Die Episödchen, die Petras mit der Dramaturgin Maja Zade zusammenextrahiert und dann inszeniert hat, ergeben keine spannungstragende Handlung. Da ist von einem Banküberfall die Rede oder von der vorgetäuschten Entführung einer Caritas-Familienbetreuerin , die später wieder als Festrednerin auf einer DDR-20-Jahresfeier auftaucht (sehr witzig: Julischka Eichel als exaltierte Giftschlange). Dialoge werden oft im „sagte Bernd“- und „sagte Claudia“-Modus erzählt.

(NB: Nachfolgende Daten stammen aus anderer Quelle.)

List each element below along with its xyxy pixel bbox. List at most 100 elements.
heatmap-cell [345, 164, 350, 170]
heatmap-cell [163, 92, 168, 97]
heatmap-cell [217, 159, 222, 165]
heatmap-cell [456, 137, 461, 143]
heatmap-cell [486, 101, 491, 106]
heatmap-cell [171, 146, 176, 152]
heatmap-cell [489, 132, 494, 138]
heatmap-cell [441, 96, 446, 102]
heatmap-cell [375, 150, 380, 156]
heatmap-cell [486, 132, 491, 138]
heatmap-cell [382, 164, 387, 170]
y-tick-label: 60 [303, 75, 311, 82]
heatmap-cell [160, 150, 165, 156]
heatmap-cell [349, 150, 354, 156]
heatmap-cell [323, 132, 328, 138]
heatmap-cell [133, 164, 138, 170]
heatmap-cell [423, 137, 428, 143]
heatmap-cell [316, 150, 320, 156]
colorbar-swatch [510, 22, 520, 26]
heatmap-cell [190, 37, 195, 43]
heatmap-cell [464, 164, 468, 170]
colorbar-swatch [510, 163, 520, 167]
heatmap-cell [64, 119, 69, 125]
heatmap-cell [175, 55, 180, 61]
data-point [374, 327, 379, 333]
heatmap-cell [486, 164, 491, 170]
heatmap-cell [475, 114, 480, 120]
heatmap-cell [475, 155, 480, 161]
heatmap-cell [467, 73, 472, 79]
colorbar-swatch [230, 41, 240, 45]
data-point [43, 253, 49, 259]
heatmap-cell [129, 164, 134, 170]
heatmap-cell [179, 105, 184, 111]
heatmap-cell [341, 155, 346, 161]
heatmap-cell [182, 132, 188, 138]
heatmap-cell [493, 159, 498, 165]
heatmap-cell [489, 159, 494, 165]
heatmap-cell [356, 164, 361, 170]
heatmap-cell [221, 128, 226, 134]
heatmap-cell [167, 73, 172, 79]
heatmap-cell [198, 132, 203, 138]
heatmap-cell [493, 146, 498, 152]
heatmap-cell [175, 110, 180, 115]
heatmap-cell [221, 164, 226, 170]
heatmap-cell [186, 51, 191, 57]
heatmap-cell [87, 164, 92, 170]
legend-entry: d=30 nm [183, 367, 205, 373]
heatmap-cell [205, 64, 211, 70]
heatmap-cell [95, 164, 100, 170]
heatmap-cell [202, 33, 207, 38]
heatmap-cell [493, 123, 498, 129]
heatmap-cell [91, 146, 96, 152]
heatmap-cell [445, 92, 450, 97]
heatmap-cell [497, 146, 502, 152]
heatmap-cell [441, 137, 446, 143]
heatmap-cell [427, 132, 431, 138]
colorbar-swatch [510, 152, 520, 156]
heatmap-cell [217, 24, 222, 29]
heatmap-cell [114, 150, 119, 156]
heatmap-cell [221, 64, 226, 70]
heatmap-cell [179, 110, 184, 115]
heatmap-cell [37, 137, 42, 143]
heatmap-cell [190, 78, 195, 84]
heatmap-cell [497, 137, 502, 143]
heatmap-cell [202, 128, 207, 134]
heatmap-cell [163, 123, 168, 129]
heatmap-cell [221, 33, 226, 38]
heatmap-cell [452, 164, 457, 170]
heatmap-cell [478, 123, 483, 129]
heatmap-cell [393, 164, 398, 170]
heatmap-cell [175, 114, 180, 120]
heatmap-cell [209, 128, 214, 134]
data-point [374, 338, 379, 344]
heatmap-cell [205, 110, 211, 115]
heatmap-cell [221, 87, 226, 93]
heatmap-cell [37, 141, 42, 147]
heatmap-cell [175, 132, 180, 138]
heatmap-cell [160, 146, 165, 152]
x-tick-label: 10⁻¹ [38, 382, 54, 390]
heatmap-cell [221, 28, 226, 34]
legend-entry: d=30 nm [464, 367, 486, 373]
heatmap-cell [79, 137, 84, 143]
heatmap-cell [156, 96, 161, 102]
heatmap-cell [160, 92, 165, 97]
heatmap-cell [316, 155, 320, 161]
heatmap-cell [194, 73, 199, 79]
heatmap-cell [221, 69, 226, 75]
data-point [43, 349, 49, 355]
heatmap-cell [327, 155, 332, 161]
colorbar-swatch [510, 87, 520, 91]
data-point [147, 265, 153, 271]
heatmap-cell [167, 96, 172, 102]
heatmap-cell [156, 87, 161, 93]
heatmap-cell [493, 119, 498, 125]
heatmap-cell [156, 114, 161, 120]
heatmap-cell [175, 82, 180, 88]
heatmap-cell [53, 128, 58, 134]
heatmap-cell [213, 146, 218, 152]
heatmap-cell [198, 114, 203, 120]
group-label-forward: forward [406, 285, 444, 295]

Will man sowas nicht lieber lesen? Nach 90 Minuten schützt auch die mitreißende Spielwut des Ensembles den Abend nicht mehr vor der Langeweile. Reine Prosa-Texte auf der Bühne bremsen sich oft selbst aus. Warum der titeltragende Teenager in der Psychiatrie landet und dort im Rahmen einer „Zug-Therapie“ mit anderen Insassen durchs Theater polonaised, bleibt unklar. Alle spielen alle. Tiefer in die Rollen oder die Geschichte wird nicht hineingegangen. Im Zigarettenqualm und Kunsteisnebel reihen sich die Episoden klamaukig aneinander wie die Erinnerungen an Ministranten- und Pfadfindertum.

Der Roman als launige 60er- respektive 70er-Jahre-Retroparty. Mehr ist nicht.

Nächste Vorstellungen im NORD: heute (19.12.) und am 11. Februar 2017, jeweils um 20 Uhr.